Historical article:
STARS CONTROL WAVE-LENGTH;
USED TO CHECK TUNING FORK
An interesting development in checking the frequencies of broadcasting stations is announced by the A.W.A. Research Laboratory
THE stars in the heavens have been harnessed to prevent overlapping among broadcasting stations. By their aid, complaints of interference between any of the 121 stations in Australia have been practically eliminated.
To test whether a station is on its wave-length, the scientific staff at the A.W.A. Research Laboratory, Ashfield, employs a tuning fork of high-grade Elinvar steel. This fork, when vibrating, has a natural frequency of 1000 cycles per second, and when its frequency is compared with the frequency of a broadcast station or control equipment in course of manufacture, the slightest variation from an allotted frequency or wave-length is detected.
The paramount consideration regarding the tuning fork, therefore, is either that it must be correct, or, if it is not absolutely correct, that its degree of error should be known to a very precise figure.

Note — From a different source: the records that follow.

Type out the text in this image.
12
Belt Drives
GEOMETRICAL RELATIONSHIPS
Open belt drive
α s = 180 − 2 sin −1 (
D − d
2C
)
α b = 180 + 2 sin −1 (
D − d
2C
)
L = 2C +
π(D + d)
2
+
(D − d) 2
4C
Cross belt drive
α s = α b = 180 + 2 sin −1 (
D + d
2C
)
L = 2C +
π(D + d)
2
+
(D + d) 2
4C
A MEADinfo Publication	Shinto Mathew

Here is where the stars are invoked.
First, the fork must be kept at a very precise temperature and pressure. This is accomplished by enclosing it in a sealed metal cylinder around which are wound automatically-controlled heating elements. At the set temperature, the fork’s natural frequency is theoretically exactly 1000 cycles, although actually it might be 999,999 cycles. When vibrated, its pulsations are recorded on a tape. Parallel with this graph another record is made of time signals astronomically controlled, and received by wireless from the great observatories of the world. Any minute deviation of the tuning fork’s Impulses with those of sidereal time can be measured at leisure, so that the precise error—if any—of the tuning fork at any particular moment is known. The fork thus becomes an infallible measure, and so can reveal any divergence from accuracy on the part of a station under test. In this way, the A. W. A. laboratory is in a position to place any station on its frequency within a minute tolerance.
Note: A.W.A. is the “Amalgamated Wireless Australasia Ltd”.